The verdict finding the defendant not guilty of rape is consistent with the testimony of the doctor that, in his opinion, the bruising of the labia was not caused by penetration in an act of intercourse, but by other means. Acceptance of this testimony did not discredit that of the victim with respect to incidents other than the act of penetration, about which it was obvious she related only her belief concerning the object of penetration. It would appear that insofar as the offense of rape was concerned the jury was not influenced by the comments of the deputy district attorney or the court, and this fact supports the conclusion that they were not influenced by such comments in finding the defendant guilty of assault with intent to commit rape.

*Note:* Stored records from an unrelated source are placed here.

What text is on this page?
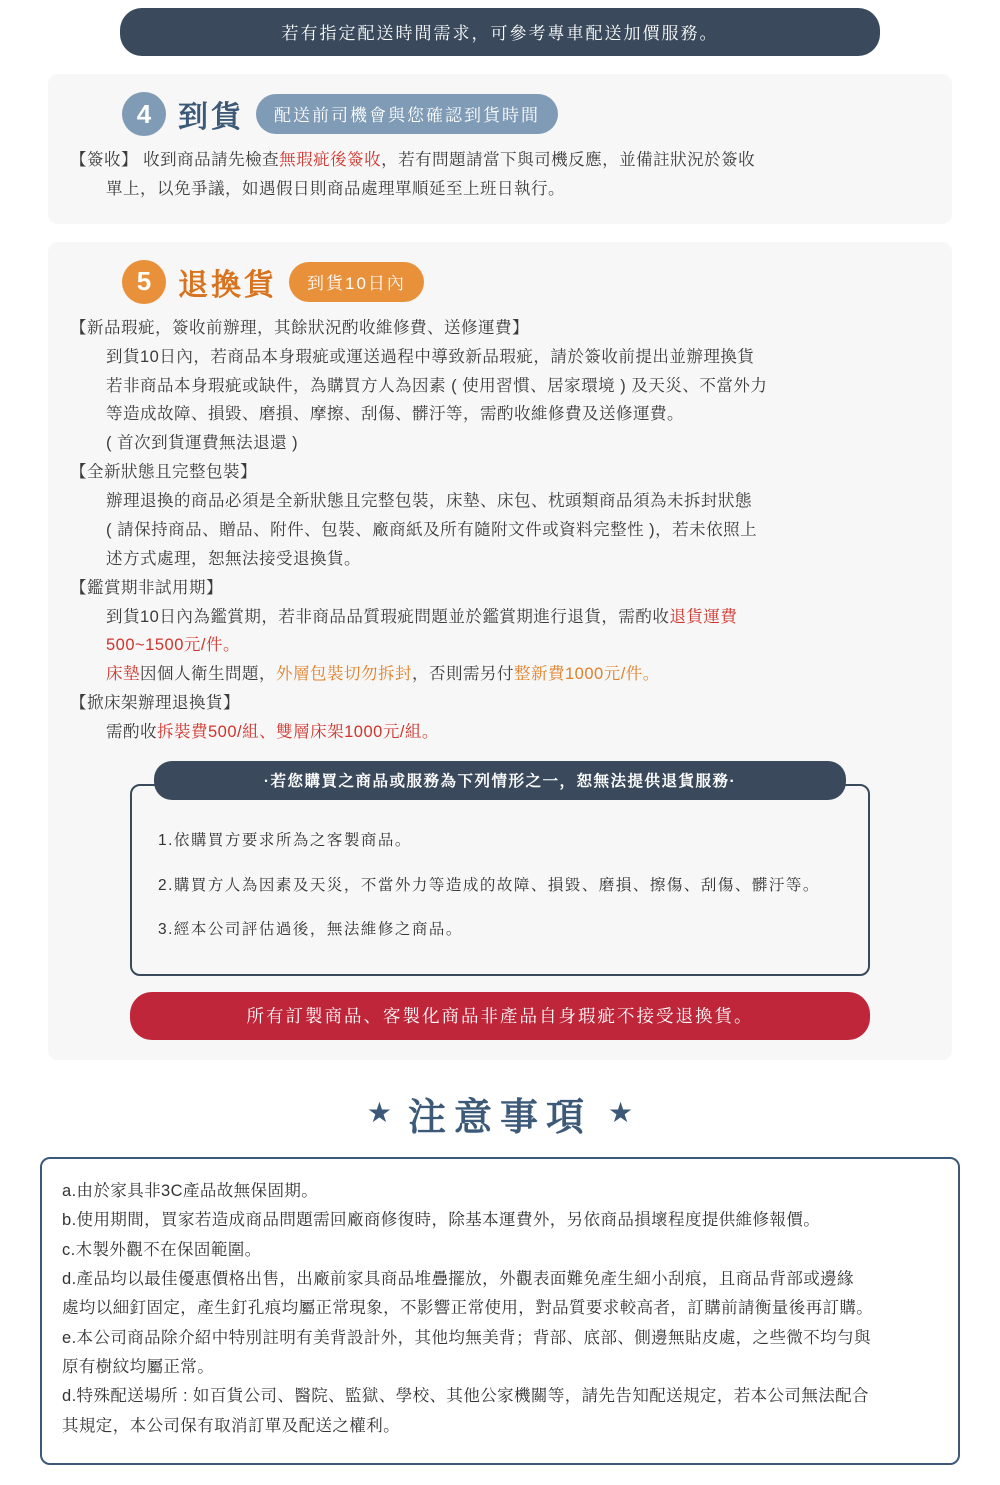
若有指定配送時間需求，可參考專車配送加價服務。
4 到貨	配送前司機會與您確認到貨時間

【簽收】 收到商品請先檢查無瑕疵後簽收，若有問題請當下與司機反應，並備註狀況於簽收

單上，以免爭議，如遇假日則商品處理單順延至上班日執行。

5 退換貨	到貨10日內

【新品瑕疵，簽收前辦理，其餘狀況酌收維修費、送修運費】

到貨10日內，若商品本身瑕疵或運送過程中導致新品瑕疵，請於簽收前提出並辦理換貨

若非商品本身瑕疵或缺件，為購買方人為因素 ( 使用習慣、居家環境 ) 及天災、不當外力

等造成故障、損毀、磨損、摩擦、刮傷、髒汙等，需酌收維修費及送修運費。

( 首次到貨運費無法退還 )

【全新狀態且完整包裝】

辦理退換的商品必須是全新狀態且完整包裝，床墊、床包、枕頭類商品須為未拆封狀態

( 請保持商品、贈品、附件、包裝、廠商紙及所有隨附文件或資料完整性 )，若未依照上

述方式處理，恕無法接受退換貨。

【鑑賞期非試用期】

到貨10日內為鑑賞期，若非商品品質瑕疵問題並於鑑賞期進行退貨，需酌收退貨運費

500~1500元/件。

床墊因個人衛生問題，外層包裝切勿拆封，否則需另付整新費1000元/件。

【掀床架辦理退換貨】

需酌收拆裝費500/組、雙層床架1000元/組。

·若您購買之商品或服務為下列情形之一，恕無法提供退貨服務·

1.依購買方要求所為之客製商品。

2.購買方人為因素及天災，不當外力等造成的故障、損毀、磨損、擦傷、刮傷、髒汙等。

3.經本公司評估過後，無法維修之商品。

所有訂製商品、客製化商品非產品自身瑕疵不接受退換貨。
★ 注意事項 ★

a.由於家具非3C產品故無保固期。

b.使用期間，買家若造成商品問題需回廠商修復時，除基本運費外，另依商品損壞程度提供維修報價。

c.木製外觀不在保固範圍。

d.產品均以最佳優惠價格出售，出廠前家具商品堆疊擺放，外觀表面難免產生細小刮痕，且商品背部或邊緣

處均以細釘固定，產生釘孔痕均屬正常現象，不影響正常使用，對品質要求較高者，訂購前請衡量後再訂購。

e.本公司商品除介紹中特別註明有美背設計外，其他均無美背；背部、底部、側邊無貼皮處，之些微不均勻與

原有樹紋均屬正常。

d.特殊配送場所 : 如百貨公司、醫院、監獄、學校、其他公家機關等，請先告知配送規定，若本公司無法配合

其規定，本公司保有取消訂單及配送之權利。
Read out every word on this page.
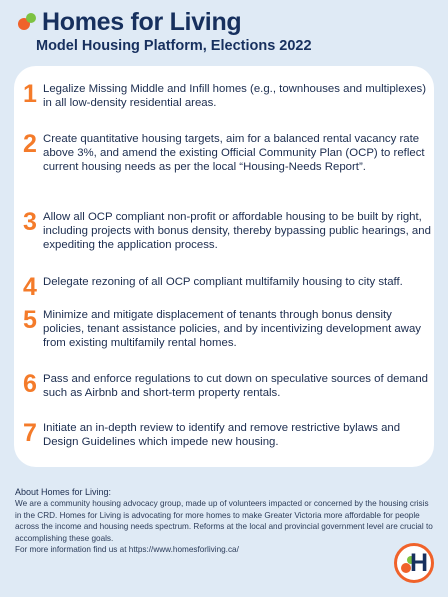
Homes for Living
Model Housing Platform, Elections 2022
1 Legalize Missing Middle and Infill homes (e.g., townhouses and multiplexes) in all low-density residential areas.
2 Create quantitative housing targets, aim for a balanced rental vacancy rate above 3%, and amend the existing Official Community Plan (OCP) to reflect current housing needs as per the local “Housing-Needs Report”.
3 Allow all OCP compliant non-profit or affordable housing to be built by right, including projects with bonus density, thereby bypassing public hearings, and expediting the application process.
4 Delegate rezoning of all OCP compliant multifamily housing to city staff.
5 Minimize and mitigate displacement of tenants through bonus density policies, tenant assistance policies, and by incentivizing development away from existing multifamily rental homes.
6 Pass and enforce regulations to cut down on speculative sources of demand such as Airbnb and short-term property rentals.
7 Initiate an in-depth review to identify and remove restrictive bylaws and Design Guidelines which impede new housing.
About Homes for Living:
We are a community housing advocacy group, made up of volunteers impacted or concerned by the housing crisis in the CRD. Homes for Living is advocating for more homes to make Greater Victoria more affordable for people across the income and housing needs spectrum. Reforms at the local and provincial government level are crucial to accomplishing these goals.
For more information find us at https://www.homesforliving.ca/	H
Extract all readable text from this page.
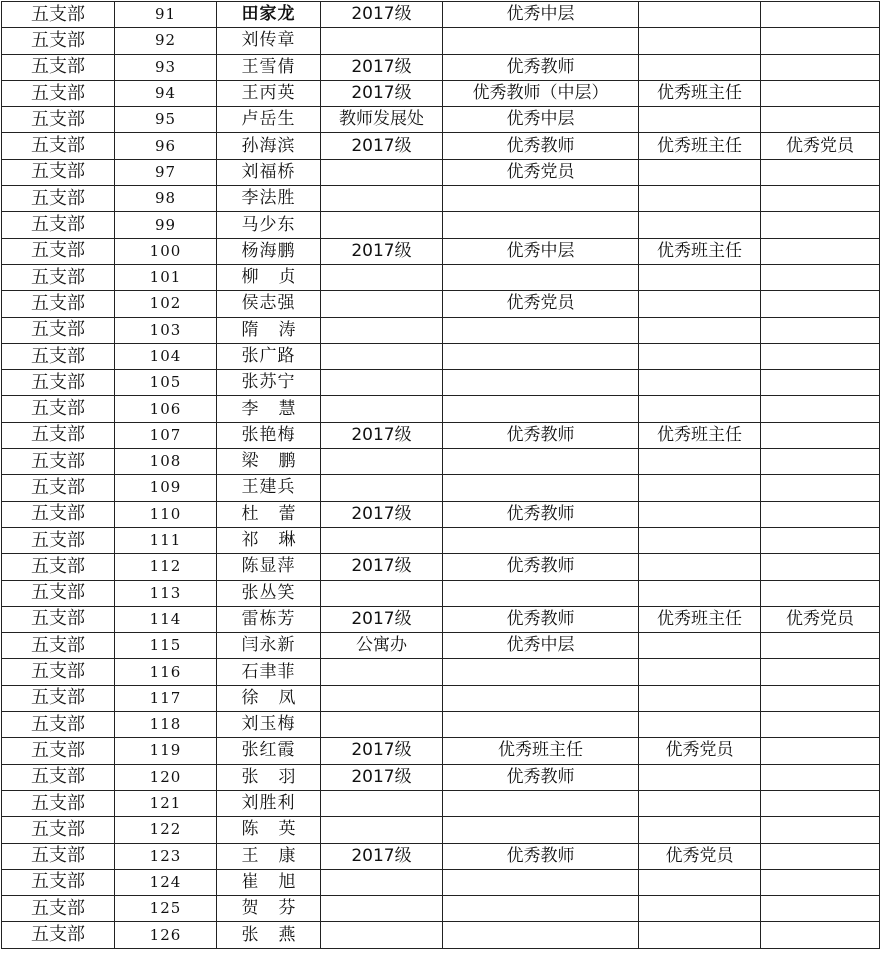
五支部	91	田家龙	2017级	优秀中层		
五支部	92	刘传章				
五支部	93	王雪倩	2017级	优秀教师		
五支部	94	王丙英	2017级	优秀教师（中层）	优秀班主任	
五支部	95	卢岳生	教师发展处	优秀中层		
五支部	96	孙海滨	2017级	优秀教师	优秀班主任	优秀党员
五支部	97	刘福桥		优秀党员		
五支部	98	李法胜				
五支部	99	马少东				
五支部	100	杨海鹏	2017级	优秀中层	优秀班主任	
五支部	101	柳贞				
五支部	102	侯志强		优秀党员		
五支部	103	隋涛				
五支部	104	张广路				
五支部	105	张苏宁				
五支部	106	李慧				
五支部	107	张艳梅	2017级	优秀教师	优秀班主任	
五支部	108	梁鹏				
五支部	109	王建兵				
五支部	110	杜蕾	2017级	优秀教师		
五支部	111	祁琳				
五支部	112	陈显萍	2017级	优秀教师		
五支部	113	张丛笑				
五支部	114	雷栋芳	2017级	优秀教师	优秀班主任	优秀党员
五支部	115	闫永新	公寓办	优秀中层		
五支部	116	石聿菲				
五支部	117	徐凤				
五支部	118	刘玉梅				
五支部	119	张红霞	2017级	优秀班主任	优秀党员	
五支部	120	张羽	2017级	优秀教师		
五支部	121	刘胜利				
五支部	122	陈英				
五支部	123	王康	2017级	优秀教师	优秀党员	
五支部	124	崔旭				
五支部	125	贺芬				
五支部	126	张燕				
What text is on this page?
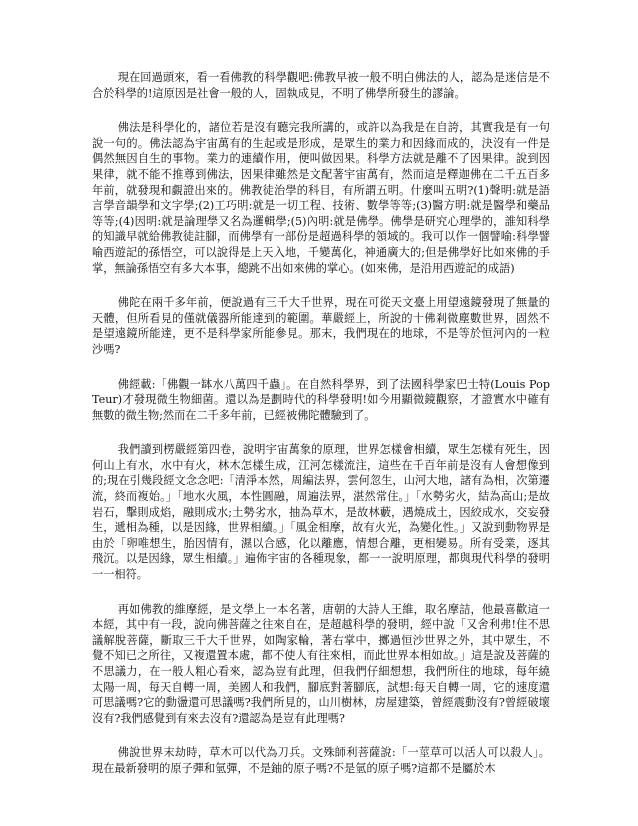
現在回過頭來，看一看佛教的科學觀吧:佛教早被一般不明白佛法的人，認為是迷信是不合於科學的!這原因是社會一般的人，固執成見，不明了佛學所發生的謬論。

佛法是科學化的，諸位若是沒有聽完我所講的，或許以為我是在自誇，其實我是有一句說一句的。佛法認為宇宙萬有的生起或是形成，是眾生的業力和因緣而成的，決沒有一件是偶然無因自生的事物。業力的連續作用，便叫做因果。科學方法就是離不了因果律。說到因果律，就不能不推尊到佛法，因果律雖然是文配著宇宙萬有，然而這是釋迦佛在二千五百多年前，就發現和覷證出來的。佛教徒治學的科目，有所謂五明。什麼叫五明?(1)聲明:就是語言學音韻學和文字學;(2)工巧明:就是一切工程、技術、數學等等;(3)醫方明:就是醫學和藥品等等;(4)因明:就是論理學又名為邏輯學;(5)內明:就是佛學。佛學是研究心理學的，誰知科學的知識早就給佛教徒註腳，而佛學有一部份是超過科學的領域的。我可以作一個譬喻:科學譬喻西遊記的孫悟空，可以說得是上天入地，千變萬化，神通廣大的;但是佛學好比如來佛的手掌，無論孫悟空有多大本事，總跳不出如來佛的掌心。(如來佛，是沿用西遊記的成語)

佛陀在兩千多年前，便說過有三千大千世界，現在可從天文臺上用望遠鏡發現了無量的天體，但所看見的僅就儀器所能達到的範圍。華嚴經上，所說的十佛剎微塵數世界，固然不是望遠鏡所能達，更不是科學家所能參見。那末，我們現在的地球，不是等於恒河內的一粒沙嗎?

佛經載:「佛觀一缽水八萬四千蟲」。在自然科學界，到了法國科學家巴士特(Louis Pop Teur)才發現微生物細菌。還以為是劃時代的科學發明!如今用顯微鏡觀察，才證實水中確有無數的微生物;然而在二千多年前，已經被佛陀體驗到了。

我們讀到楞嚴經第四卷，說明宇宙萬象的原理，世界怎樣會相續，眾生怎樣有死生，因何山上有水，水中有火，林木怎樣生成，江河怎樣流注，這些在千百年前是沒有人會想像到的;現在引幾段經文念念吧:「清淨本然，周編法界，雲何忽生，山河大地，諸有為相，次第遷流，終而複始。」「地水火風，本性圓融，周遍法界，湛然常住。」「水勢劣火，結為高山;是故岩石，擊則成焰，融則成水;土勢劣水，抽為草木，是故林藪，遇燒成土，因絞成水，交妄發生，遞相為種，以是因緣，世界相續。」「風金相摩，故有火光，為變化性。」又說到動物界是由於「卵唯想生，胎因情有，濕以合感，化以離應，情想合離，更相變易。所有受業，逐其飛沉。以是因緣，眾生相續。」遍佈宇宙的各種現象，都一一說明原理，都與現代科學的發明一一相符。

再如佛教的維摩經，是文學上一本名著，唐朝的大詩人王維，取名摩詰，他最喜歡這一本經，其中有一段，說向佛菩薩之往來自在，是超越科學的發明，經中說「又舍利弗!住不思議解脫菩薩，斷取三千大千世界，如陶家輪，著右掌中，擲過恒沙世界之外，其中眾生，不覺不知已之所往，又複還置本處，都不使人有往來相，而此世界本相如故。」這是說及菩薩的不思議力，在一般人粗心看來，認為豈有此理，但我們仔細想想，我們所住的地球，每年繞太陽一周，每天自轉一周，美國人和我們，腳底對著腳底，試想:每天自轉一周，它的速度還可思議嗎?它的動盪還可思議嗎?我們所見的，山川樹林，房屋建築，曾經震動沒有?曾經破壞沒有?我們感覺到有來去沒有?還認為是豈有此理嗎?

佛說世界末劫時，草木可以代為刀兵。文殊師利菩薩說:「一莖草可以活人可以殺人」。現在最新發明的原子彈和氫彈，不是鈾的原子嗎?不是氫的原子嗎?這都不是屬於木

The defendant moved for a new trial. At the hearing on the motion his counsel argued the matter and engaged in a discourse with the court which culminated in setting a date for hearing upon an application for probation. No formal expression of an order denying the motion for new trial was made. The defendant contends that the court did not rule upon it. There is no merit to this contention. The record shows that the arguments presented by counsel in support of the motion were considered and expressly rejected. Subsequently the application for probation was denied and the defendant sentenced to imprisonment in the state prison. Thereupon the court stated:
‘For the record, I don't know whether the Court made the statement in so many words last week that the motion for new trial was denied, but I guess we all understood it was, so we will make the record complete on that point.’
Under the circumstances, the pronouncement of judgment was equivalent to a formal order denying defendant's motion for a new trial. (People v. Blackman, 223 Cal.App.2d 303, 306, 35 Cal.Rptr. 761.)
The judgment is affirmed.
GERALD BROWN, P. J., and WHELAN, J., concur.